Many encrypted messaging services have opposed the bill and even stated they would cease services in the United Kingdom rather than compromise the level of privacy and security in this way. This could deny U.K. users access to popular apps like Signal and WhatsApp, which also make it more difficult for Americans and others to communicate and connect with their friends and family in the United Kingdom. For companies that did comply, the message screening requirement would certainly catch messages from American users to the United Kingdom, as well as impact any number of American services that host user‐​generated content links to the United Kingdom.

  1. Many of its provisions may be applied globally

While the First Amendment may protect Americans from many potential speech restrictions domestically, the actions of other countries can certainly impact the experience of American users because of the internet’s global nature.

Americans have previously experienced this with many of the privacy changes following the European Union’s General Data Protection Regulation, such as the increase in cookie pop‐​ups and being unable to access certain newspapers if traveling in Europe. We’ve also seen a similar international impact on American companies through the U.K.’s pro‐​competitive actions, such as blocking Meta’s acquisition of Giphy and, most recently, Microsoft’s acquisition of Activision.

If the Online Safety Bill were to become law, many companies will find themselves deciding if the cost of compliance will be too much to stay in the United Kingdom. For those that do stay, it may be easier to apply the same restrictions globally to ensure compliance. The result might mean that American users are subject to the same requirements around age verification and restraints on content moderation. This is particularly true if the proposal is read broadly enough to impact certain virtual private networks (VPNs) that would allow U.K. users to claim they were in another country.

  1. U.S. policymakers are looking to it as a model for youth online safety proposals in the United States

At a state and federal level, there has been much debate over potential youth online safety or privacy legislation. Policymakers behind these proposals are likely watching the debate over similar policies across the pond. In fact, during the debate over California’s Age Appropriate Design Code, one of the Online Safety Bill’s key proponents, Baroness Beeban Kidron, wrote positively of its similarities. In turn, recent American actions only further some of the U.K. legislation’s proponents’ ardent advocacy for the law.

However, policymakers should be cautious not to forget one key difference between the U.S. and the U.K.’s foundations: the First Amendment. In fact, the California law has already been challenged in court on First Amendment grounds, and other state or federal legislation would likely face similar legal challenges.

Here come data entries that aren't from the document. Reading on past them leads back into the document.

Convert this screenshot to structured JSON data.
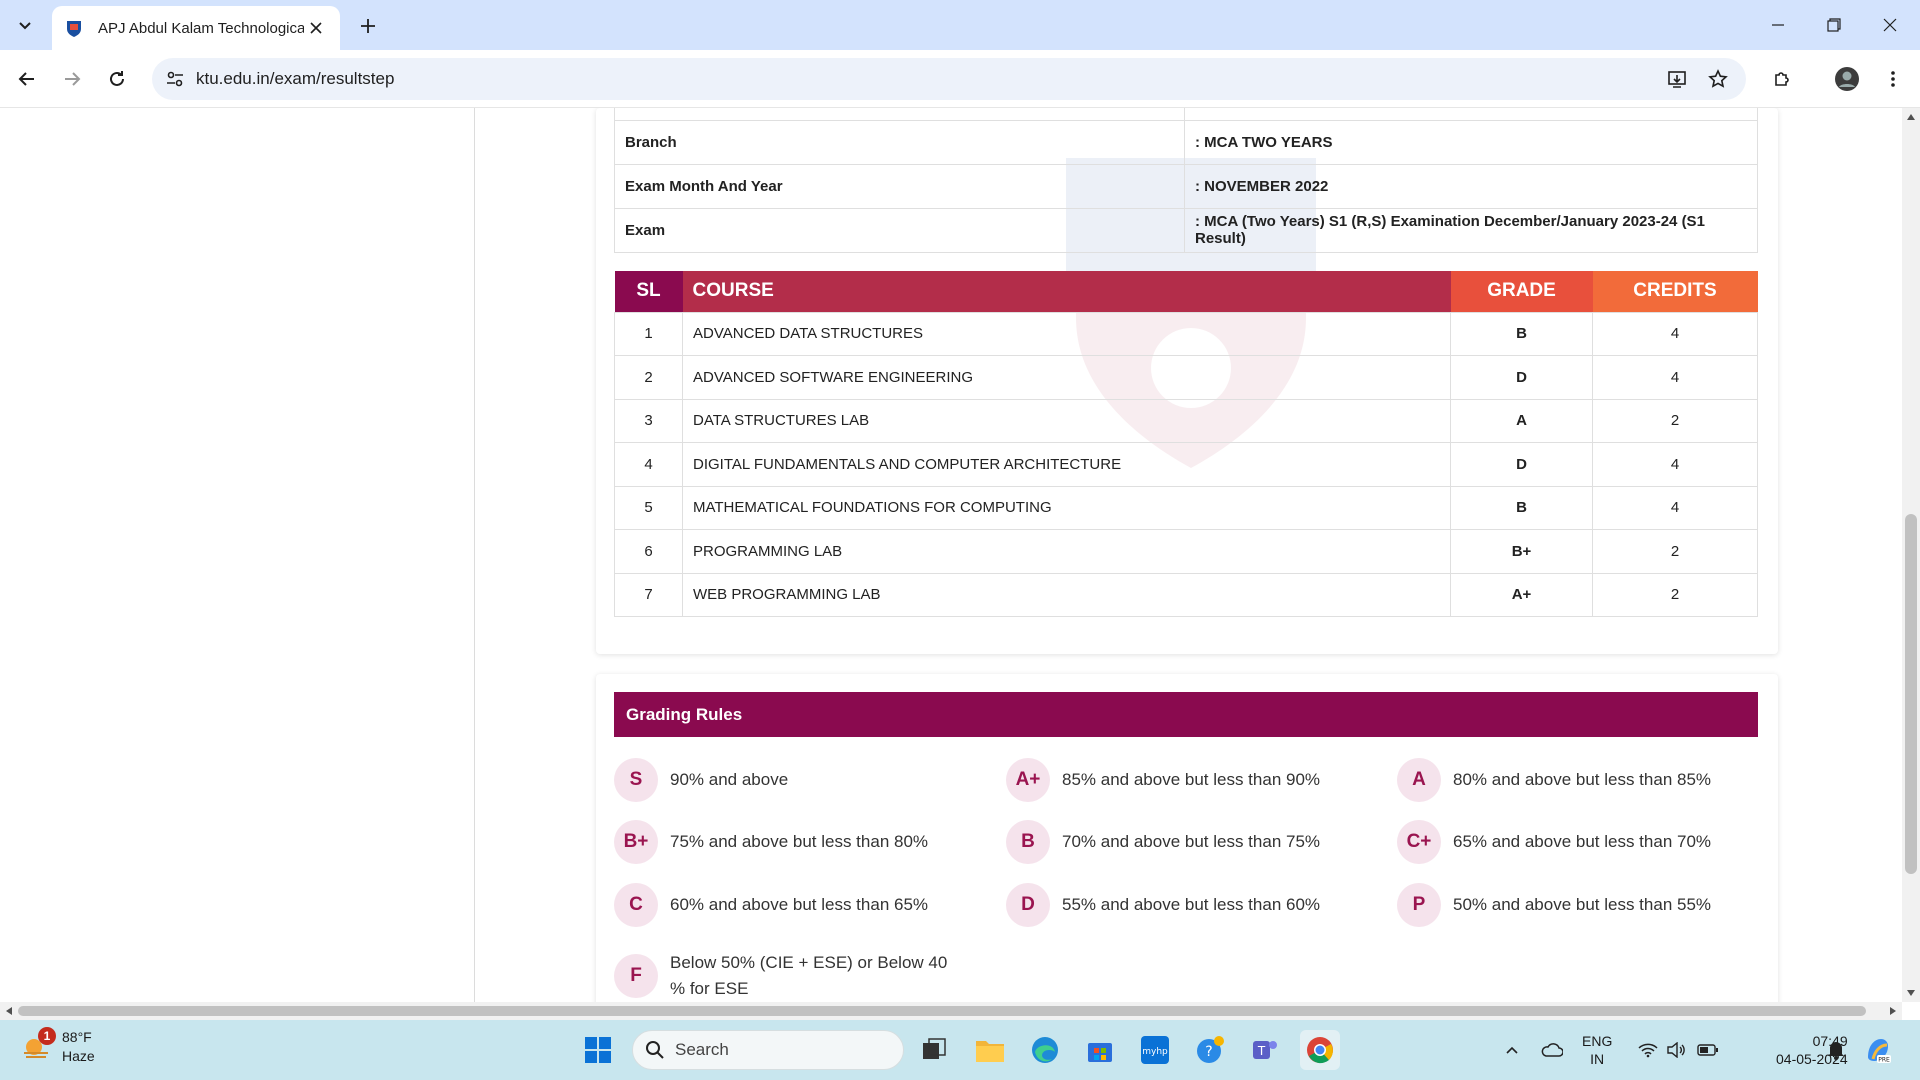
{
  "browser": {
    "tab_title": "APJ Abdul Kalam Technological",
    "url": "ktu.edu.in/exam/resultstep"
  },
  "student_info": {
    "rows": [
      {
        "label": "",
        "value": ""
      },
      {
        "label": "Branch",
        "value": ": MCA TWO YEARS"
      },
      {
        "label": "Exam Month And Year",
        "value": ": NOVEMBER 2022"
      },
      {
        "label": "Exam",
        "value": ": MCA (Two Years) S1 (R,S) Examination December/January 2023-24 (S1 Result)"
      }
    ]
  },
  "results": {
    "headers": {
      "sl": "SL",
      "course": "COURSE",
      "grade": "GRADE",
      "credits": "CREDITS"
    },
    "rows": [
      {
        "sl": "1",
        "course": "ADVANCED DATA STRUCTURES",
        "grade": "B",
        "credits": "4"
      },
      {
        "sl": "2",
        "course": "ADVANCED SOFTWARE ENGINEERING",
        "grade": "D",
        "credits": "4"
      },
      {
        "sl": "3",
        "course": "DATA STRUCTURES LAB",
        "grade": "A",
        "credits": "2"
      },
      {
        "sl": "4",
        "course": "DIGITAL FUNDAMENTALS AND COMPUTER ARCHITECTURE",
        "grade": "D",
        "credits": "4"
      },
      {
        "sl": "5",
        "course": "MATHEMATICAL FOUNDATIONS FOR COMPUTING",
        "grade": "B",
        "credits": "4"
      },
      {
        "sl": "6",
        "course": "PROGRAMMING LAB",
        "grade": "B+",
        "credits": "2"
      },
      {
        "sl": "7",
        "course": "WEB PROGRAMMING LAB",
        "grade": "A+",
        "credits": "2"
      }
    ]
  },
  "grading_rules": {
    "title": "Grading Rules",
    "rules": [
      {
        "grade": "S",
        "text": "90% and above"
      },
      {
        "grade": "A+",
        "text": "85% and above but less than 90%"
      },
      {
        "grade": "A",
        "text": "80% and above but less than 85%"
      },
      {
        "grade": "B+",
        "text": "75% and above but less than 80%"
      },
      {
        "grade": "B",
        "text": "70% and above but less than 75%"
      },
      {
        "grade": "C+",
        "text": "65% and above but less than 70%"
      },
      {
        "grade": "C",
        "text": "60% and above but less than 65%"
      },
      {
        "grade": "D",
        "text": "55% and above but less than 60%"
      },
      {
        "grade": "P",
        "text": "50% and above but less than 55%"
      },
      {
        "grade": "F",
        "text": "Below 50% (CIE + ESE) or Below 40 % for ESE"
      }
    ]
  },
  "taskbar": {
    "weather_alert_count": "1",
    "temperature": "88°F",
    "weather_condition": "Haze",
    "search_placeholder": "Search",
    "language_line1": "ENG",
    "language_line2": "IN",
    "time": "07:49",
    "date": "04-05-2024"
  },
  "colors": {
    "primary": "#8a0a4f",
    "course_header": "#b32d4a",
    "grade_header": "#e8503c",
    "credits_header": "#f26b3a",
    "badge_bg": "#f5e3ec"
  }
}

Still, in some cases, this has done little to dissuade policymakers who often have well‐​meaning intentions of protecting the next generation. But proposals modeled after the U.K.’s Online Safety Bill would diminish the privacy and benefits of the internet for all users, including the children that it claims to protect.

The Online Safety Bill has a whole plethora of concerns that many scholars have written about in great detail. If passed, it will have significant negative impacts on the speech and privacy of British internet users, but its broader impact will also likely reach America’s shores.